Большая часть поступивших в кровоток тиреоидных гормонов находится в связанной с белками форме. В свободном виде циркулирует 0,04% Т4 и 0,4% Т3. Основное биологическое действие оказывает Т3 (его свободная фракция), преимущественно образующийся на периферии (печень, почки, мышцы и др.) при дейодировании прогормона Т4 (85 – 90%). В самой щитовидной железе синтезируется всего лишь 10 – 15% циркулирующего в крови Т3.

Биосинтез тиреоидных гормонов осуществляется под контролем ЦНС, гипоталамуса и гипофиза. В гипоталамусе образуется тиролиберин, который регулирует секрецию ТТГ передней доли гипофиза. На содержание ТТГ влияет также концентрация тиреоидных гормонов в крови - механизм обратной связи.

При большинстве форм тиреотоксикоза уровень ТТГ снижен или вовсе не определяется (подавлен), а содержание Т3 и Т4 в сыворотке крови повышено.

При интерпретации результатов гормонального исследования необходимо учитывать возможное влияние различных факторов и состояний на изучаемые показатели. Так, на уровне ТТГ может сказаться прием пациентом ряда лекарственных препаратов. Усиливают секрецию ТТГ антагонисты дофамина, кломифен, препараты лития, карбамазепин, теофиллин. Другие медикаментозные средства (андрогены, глюкокортикоиды), а также различные системные заболевания, сопровождающееся дефицитом белка (нефротический синдром, цирроз печени, гипотиреоз, врожденные варианты патологии) могут приводить к снижению содержания связывающих тиреоидные гормоны белков плазмы, что ведёт к повышению уровня свободных Т3 и Т4 в сыворотке крови. Избыток катехоламинов может непосредственно влиять на тиреоциты, стимулируя секрецию тиреоидных гормонов. Кроме того, катехоламины воздействуют на процесс превращения Т4 в Т3 или рТ3, увеличивая коэффициент Т3/Т4; β-адреноблокаторы, глюкокортикоиды, пропилтиоурацил и некоторые тяжёлые хронические заболевания (инфаркт миокарда, травмы, хирургические вмешательства, лихорадочные состояния, нарушение функции печени, почек, рак в поздней стадии), наоборот, этот процесс подавляют, способствуя возрастанию уровня неактивного рТ3.

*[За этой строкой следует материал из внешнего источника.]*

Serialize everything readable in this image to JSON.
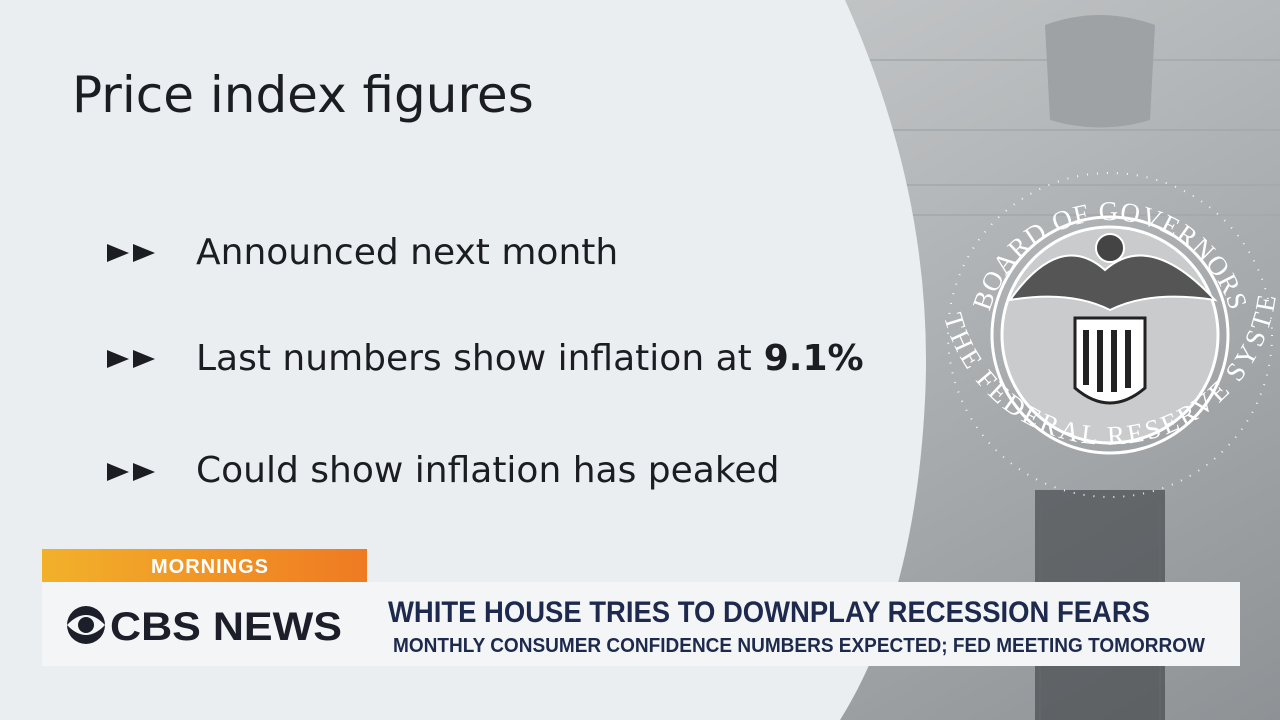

В клинической практике встречаются состояния, при которых имеется расхождение между уровнем Т3 и Т4. В основном это ситуации, при которых концентрация Т3 повышена при нормальном либо умеренном повышении уровня Т4 (Т3 – тиреотоксикоз).

При беременности под влиянием повышенного уровня эстрогенов возрастает продукция тироксинсвязывающего глобулина печенью, вследствие чего повышается концентрация общего Т4 в сыворотке крови. При этом содержание свободной фракции Т4 и ТТГ не претерпевает существенных изменений.

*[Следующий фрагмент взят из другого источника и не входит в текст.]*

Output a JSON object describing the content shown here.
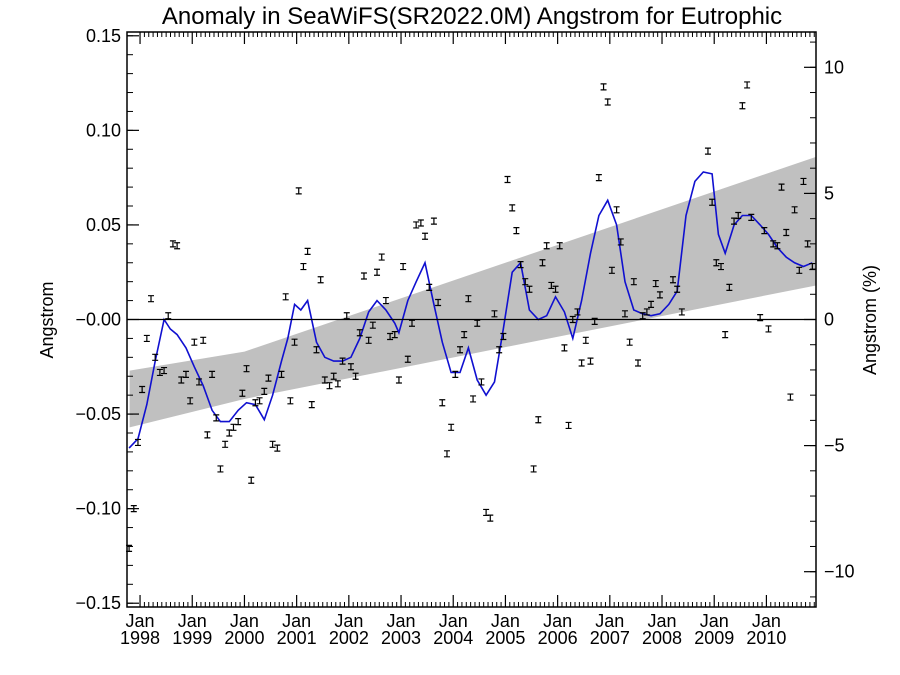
{
  "chart_data": {
    "type": "scatter",
    "title": "Anomaly in SeaWiFS(SR2022.0M) Angstrom for Eutrophic",
    "ylabel": "Angstrom",
    "ylabel_right": "Angstrom (%)",
    "xlim": [
      1997.75,
      2010.95
    ],
    "ylim": [
      -0.152,
      0.152
    ],
    "ylim_right": [
      -11.4,
      11.4
    ],
    "yticks": [
      -0.15,
      -0.1,
      -0.05,
      0.0,
      0.05,
      0.1,
      0.15
    ],
    "ytick_labels": [
      "−0.15",
      "−0.10",
      "−0.05",
      "−0.00",
      "0.05",
      "0.10",
      "0.15"
    ],
    "yticks_right": [
      -10,
      -5,
      0,
      5,
      10
    ],
    "ytick_labels_right": [
      "−10",
      "−5",
      "0",
      "5",
      "10"
    ],
    "xticks": [
      {
        "x": 1998,
        "month": "Jan",
        "year": "1998"
      },
      {
        "x": 1999,
        "month": "Jan",
        "year": "1999"
      },
      {
        "x": 2000,
        "month": "Jan",
        "year": "2000"
      },
      {
        "x": 2001,
        "month": "Jan",
        "year": "2001"
      },
      {
        "x": 2002,
        "month": "Jan",
        "year": "2002"
      },
      {
        "x": 2003,
        "month": "Jan",
        "year": "2003"
      },
      {
        "x": 2004,
        "month": "Jan",
        "year": "2004"
      },
      {
        "x": 2005,
        "month": "Jan",
        "year": "2005"
      },
      {
        "x": 2006,
        "month": "Jan",
        "year": "2006"
      },
      {
        "x": 2007,
        "month": "Jan",
        "year": "2007"
      },
      {
        "x": 2008,
        "month": "Jan",
        "year": "2008"
      },
      {
        "x": 2009,
        "month": "Jan",
        "year": "2009"
      },
      {
        "x": 2010,
        "month": "Jan",
        "year": "2010"
      }
    ],
    "zero_line": 0.0,
    "trend_band": {
      "x": [
        1997.8,
        2000.0,
        2010.95
      ],
      "lower": [
        -0.057,
        -0.042,
        0.018
      ],
      "upper": [
        -0.027,
        -0.017,
        0.086
      ],
      "color": "#c0c0c0"
    },
    "monthly_points": [
      {
        "x": 1997.79,
        "y": -0.121
      },
      {
        "x": 1997.88,
        "y": -0.1
      },
      {
        "x": 1997.96,
        "y": -0.065
      },
      {
        "x": 1998.04,
        "y": -0.037
      },
      {
        "x": 1998.13,
        "y": -0.01
      },
      {
        "x": 1998.21,
        "y": 0.011
      },
      {
        "x": 1998.29,
        "y": -0.02
      },
      {
        "x": 1998.38,
        "y": -0.028
      },
      {
        "x": 1998.46,
        "y": -0.027
      },
      {
        "x": 1998.54,
        "y": 0.002
      },
      {
        "x": 1998.63,
        "y": 0.04
      },
      {
        "x": 1998.71,
        "y": 0.039
      },
      {
        "x": 1998.79,
        "y": -0.032
      },
      {
        "x": 1998.88,
        "y": -0.029
      },
      {
        "x": 1998.96,
        "y": -0.043
      },
      {
        "x": 1999.04,
        "y": -0.012
      },
      {
        "x": 1999.13,
        "y": -0.033
      },
      {
        "x": 1999.21,
        "y": -0.011
      },
      {
        "x": 1999.29,
        "y": -0.061
      },
      {
        "x": 1999.38,
        "y": -0.029
      },
      {
        "x": 1999.46,
        "y": -0.052
      },
      {
        "x": 1999.54,
        "y": -0.079
      },
      {
        "x": 1999.63,
        "y": -0.066
      },
      {
        "x": 1999.71,
        "y": -0.06
      },
      {
        "x": 1999.79,
        "y": -0.057
      },
      {
        "x": 1999.88,
        "y": -0.054
      },
      {
        "x": 1999.96,
        "y": -0.039
      },
      {
        "x": 2000.04,
        "y": -0.026
      },
      {
        "x": 2000.13,
        "y": -0.085
      },
      {
        "x": 2000.21,
        "y": -0.044
      },
      {
        "x": 2000.29,
        "y": -0.043
      },
      {
        "x": 2000.38,
        "y": -0.038
      },
      {
        "x": 2000.46,
        "y": -0.031
      },
      {
        "x": 2000.54,
        "y": -0.066
      },
      {
        "x": 2000.63,
        "y": -0.068
      },
      {
        "x": 2000.71,
        "y": -0.029
      },
      {
        "x": 2000.79,
        "y": 0.012
      },
      {
        "x": 2000.88,
        "y": -0.043
      },
      {
        "x": 2000.96,
        "y": -0.012
      },
      {
        "x": 2001.04,
        "y": 0.068
      },
      {
        "x": 2001.13,
        "y": 0.028
      },
      {
        "x": 2001.21,
        "y": 0.036
      },
      {
        "x": 2001.29,
        "y": -0.045
      },
      {
        "x": 2001.38,
        "y": -0.016
      },
      {
        "x": 2001.46,
        "y": 0.021
      },
      {
        "x": 2001.54,
        "y": -0.032
      },
      {
        "x": 2001.63,
        "y": -0.035
      },
      {
        "x": 2001.71,
        "y": -0.03
      },
      {
        "x": 2001.79,
        "y": -0.034
      },
      {
        "x": 2001.88,
        "y": -0.022
      },
      {
        "x": 2001.96,
        "y": 0.002
      },
      {
        "x": 2002.04,
        "y": -0.025
      },
      {
        "x": 2002.13,
        "y": -0.03
      },
      {
        "x": 2002.21,
        "y": -0.007
      },
      {
        "x": 2002.29,
        "y": 0.023
      },
      {
        "x": 2002.38,
        "y": -0.011
      },
      {
        "x": 2002.46,
        "y": -0.003
      },
      {
        "x": 2002.54,
        "y": 0.025
      },
      {
        "x": 2002.63,
        "y": 0.033
      },
      {
        "x": 2002.71,
        "y": 0.01
      },
      {
        "x": 2002.79,
        "y": -0.009
      },
      {
        "x": 2002.88,
        "y": -0.008
      },
      {
        "x": 2002.96,
        "y": -0.032
      },
      {
        "x": 2003.04,
        "y": 0.028
      },
      {
        "x": 2003.13,
        "y": -0.021
      },
      {
        "x": 2003.21,
        "y": -0.002
      },
      {
        "x": 2003.29,
        "y": 0.05
      },
      {
        "x": 2003.38,
        "y": 0.051
      },
      {
        "x": 2003.46,
        "y": 0.044
      },
      {
        "x": 2003.54,
        "y": 0.017
      },
      {
        "x": 2003.63,
        "y": 0.052
      },
      {
        "x": 2003.71,
        "y": 0.009
      },
      {
        "x": 2003.79,
        "y": -0.044
      },
      {
        "x": 2003.88,
        "y": -0.071
      },
      {
        "x": 2003.96,
        "y": -0.057
      },
      {
        "x": 2004.04,
        "y": -0.029
      },
      {
        "x": 2004.13,
        "y": -0.016
      },
      {
        "x": 2004.21,
        "y": -0.008
      },
      {
        "x": 2004.29,
        "y": 0.011
      },
      {
        "x": 2004.38,
        "y": -0.042
      },
      {
        "x": 2004.46,
        "y": -0.002
      },
      {
        "x": 2004.54,
        "y": -0.033
      },
      {
        "x": 2004.63,
        "y": -0.102
      },
      {
        "x": 2004.71,
        "y": -0.105
      },
      {
        "x": 2004.79,
        "y": 0.003
      },
      {
        "x": 2004.88,
        "y": -0.016
      },
      {
        "x": 2004.96,
        "y": -0.009
      },
      {
        "x": 2005.04,
        "y": 0.074
      },
      {
        "x": 2005.13,
        "y": 0.059
      },
      {
        "x": 2005.21,
        "y": 0.047
      },
      {
        "x": 2005.29,
        "y": 0.029
      },
      {
        "x": 2005.38,
        "y": 0.02
      },
      {
        "x": 2005.46,
        "y": 0.016
      },
      {
        "x": 2005.54,
        "y": -0.079
      },
      {
        "x": 2005.63,
        "y": -0.053
      },
      {
        "x": 2005.71,
        "y": 0.03
      },
      {
        "x": 2005.79,
        "y": 0.039
      },
      {
        "x": 2005.88,
        "y": 0.018
      },
      {
        "x": 2005.96,
        "y": 0.016
      },
      {
        "x": 2006.04,
        "y": 0.039
      },
      {
        "x": 2006.13,
        "y": -0.015
      },
      {
        "x": 2006.21,
        "y": -0.056
      },
      {
        "x": 2006.29,
        "y": 0.0
      },
      {
        "x": 2006.38,
        "y": 0.004
      },
      {
        "x": 2006.46,
        "y": -0.023
      },
      {
        "x": 2006.54,
        "y": -0.011
      },
      {
        "x": 2006.63,
        "y": -0.022
      },
      {
        "x": 2006.71,
        "y": -0.001
      },
      {
        "x": 2006.79,
        "y": 0.075
      },
      {
        "x": 2006.88,
        "y": 0.123
      },
      {
        "x": 2006.96,
        "y": 0.115
      },
      {
        "x": 2007.04,
        "y": 0.026
      },
      {
        "x": 2007.13,
        "y": 0.058
      },
      {
        "x": 2007.21,
        "y": 0.041
      },
      {
        "x": 2007.29,
        "y": 0.003
      },
      {
        "x": 2007.38,
        "y": -0.012
      },
      {
        "x": 2007.46,
        "y": 0.02
      },
      {
        "x": 2007.54,
        "y": -0.023
      },
      {
        "x": 2007.63,
        "y": 0.002
      },
      {
        "x": 2007.71,
        "y": 0.004
      },
      {
        "x": 2007.79,
        "y": 0.008
      },
      {
        "x": 2007.88,
        "y": 0.019
      },
      {
        "x": 2007.96,
        "y": 0.013
      },
      {
        "x": 2008.21,
        "y": 0.021
      },
      {
        "x": 2008.29,
        "y": 0.016
      },
      {
        "x": 2008.38,
        "y": 0.004
      },
      {
        "x": 2008.88,
        "y": 0.089
      },
      {
        "x": 2008.96,
        "y": 0.062
      },
      {
        "x": 2009.04,
        "y": 0.03
      },
      {
        "x": 2009.13,
        "y": 0.028
      },
      {
        "x": 2009.21,
        "y": -0.008
      },
      {
        "x": 2009.29,
        "y": 0.017
      },
      {
        "x": 2009.38,
        "y": 0.052
      },
      {
        "x": 2009.46,
        "y": 0.055
      },
      {
        "x": 2009.54,
        "y": 0.113
      },
      {
        "x": 2009.63,
        "y": 0.124
      },
      {
        "x": 2009.71,
        "y": 0.054
      },
      {
        "x": 2009.88,
        "y": 0.001
      },
      {
        "x": 2009.96,
        "y": 0.047
      },
      {
        "x": 2010.04,
        "y": -0.005
      },
      {
        "x": 2010.13,
        "y": 0.04
      },
      {
        "x": 2010.21,
        "y": 0.039
      },
      {
        "x": 2010.29,
        "y": 0.07
      },
      {
        "x": 2010.38,
        "y": 0.046
      },
      {
        "x": 2010.46,
        "y": -0.041
      },
      {
        "x": 2010.54,
        "y": 0.058
      },
      {
        "x": 2010.63,
        "y": 0.026
      },
      {
        "x": 2010.71,
        "y": 0.073
      },
      {
        "x": 2010.79,
        "y": 0.04
      },
      {
        "x": 2010.88,
        "y": 0.028
      }
    ],
    "running_mean": {
      "color": "#1010d0",
      "x": [
        1997.79,
        1997.96,
        1998.13,
        1998.29,
        1998.46,
        1998.58,
        1998.71,
        1998.88,
        1999.04,
        1999.21,
        1999.38,
        1999.54,
        1999.71,
        1999.88,
        2000.04,
        2000.21,
        2000.38,
        2000.54,
        2000.71,
        2000.83,
        2000.96,
        2001.08,
        2001.21,
        2001.38,
        2001.54,
        2001.71,
        2001.88,
        2002.04,
        2002.21,
        2002.38,
        2002.54,
        2002.71,
        2002.88,
        2002.96,
        2003.13,
        2003.29,
        2003.46,
        2003.63,
        2003.79,
        2003.96,
        2004.13,
        2004.29,
        2004.46,
        2004.63,
        2004.79,
        2004.96,
        2005.13,
        2005.29,
        2005.46,
        2005.63,
        2005.79,
        2005.96,
        2006.13,
        2006.29,
        2006.46,
        2006.63,
        2006.79,
        2006.96,
        2007.13,
        2007.29,
        2007.46,
        2007.63,
        2007.79,
        2007.96,
        2008.13,
        2008.29,
        2008.46,
        2008.63,
        2008.79,
        2008.96,
        2009.08,
        2009.21,
        2009.38,
        2009.54,
        2009.71,
        2009.88,
        2010.04,
        2010.21,
        2010.38,
        2010.54,
        2010.71,
        2010.88
      ],
      "y": [
        -0.068,
        -0.063,
        -0.045,
        -0.022,
        0.0,
        -0.005,
        -0.008,
        -0.015,
        -0.025,
        -0.035,
        -0.048,
        -0.054,
        -0.054,
        -0.048,
        -0.044,
        -0.045,
        -0.053,
        -0.04,
        -0.022,
        -0.01,
        0.008,
        0.005,
        0.01,
        -0.012,
        -0.02,
        -0.022,
        -0.022,
        -0.02,
        -0.01,
        0.004,
        0.01,
        0.005,
        -0.002,
        -0.007,
        0.01,
        0.02,
        0.03,
        0.008,
        -0.012,
        -0.028,
        -0.028,
        -0.015,
        -0.032,
        -0.04,
        -0.033,
        -0.005,
        0.025,
        0.03,
        0.005,
        0.0,
        0.002,
        0.012,
        0.004,
        -0.01,
        0.01,
        0.035,
        0.055,
        0.063,
        0.05,
        0.02,
        0.005,
        0.003,
        0.002,
        0.003,
        0.008,
        0.015,
        0.055,
        0.073,
        0.078,
        0.077,
        0.045,
        0.035,
        0.05,
        0.055,
        0.055,
        0.05,
        0.045,
        0.038,
        0.033,
        0.03,
        0.028,
        0.03
      ]
    }
  }
}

Вышеописанное подчеркивает наибольшую информативность определения свободных фракций тиреоидных гормонов в оценке функционального состояния ЩЖ.

Таким образом, при обследовании больного с подозрением на тиреотокси-

22

коз необходимо, прежде всего, исследовать содержание в крови гормонов. Ключевыми гормональными маркерами тиреотоксикоза являются ТТГ и свободный Т4. Как уже отмечалось ранее, при большинстве форм тиреотоксикоза уровень ТТГ снижен или вовсе не определяется. Уровень же свободного Т4 у пациентов, имеющих клинические проявления тиреотоксикоза, обычно повышен. Отмеченные отклонения в концентрации гормонов дают основание диагностировать манифестную форму тиреотоксикоза. Если же уровень свободного Т4 находится в пределах нормы, показано определение содержания свободного Т3 с целью диагностики Т3-тиреотоксикоза. При сниженной концентрации ТТГ и нормальном уровне свободных Т3 и Т4, отсутствии данных о наличии выраженной нетиреоидной патологии, либо центрального гипотиреоза, либо приёма определенных лекарственных препаратов устанавливается диагноз субклинического тиреотоксикоза. Это состояние требует специального лечения только в отдельных случаях, а в основном обуславливает необходимость постоянного мониторинга состояния пациента.

Таким образом, часто практикуемое назначение сразу трех гормональных тестов (ТТГ, Т4 и Т3) является необоснованным и значительно повышает стоимость обследования.

Все формы Т3, Т4 и уровень ТТГ сыворотки крови определяются с помощью радиоиммунологического или иммуноферментного анализа (РИА или ИФА). Прямой метод исследования (РИА) сложен, трудоёмок и дорог, поэтому в большинстве лабораторий для оценки свободных Т3 и Т4 используется косвенный показатель – расчетный свободный Т3 и свободный Т4. В последнее время появилось множество наборов для измерения содержания свободных Т3 и Т4 методом ИФА. Этот метод проще, быстрее и дешевле, чем определение расчетных Т3 и Т4 сыворотки крови.

Содержание общего Т4 в сыворотке крови здоровых людей колеблется в пределах 65-155 нмоль/л, общего Т3 – 1,2-3,4 нмоль/л, ТТГ – 0,5-5,0 мМЕ/л, свободного Т4 – 10-26 пмоль/л, свободного Т3 – 3,4-8,0 пмоль/л (метод РИА).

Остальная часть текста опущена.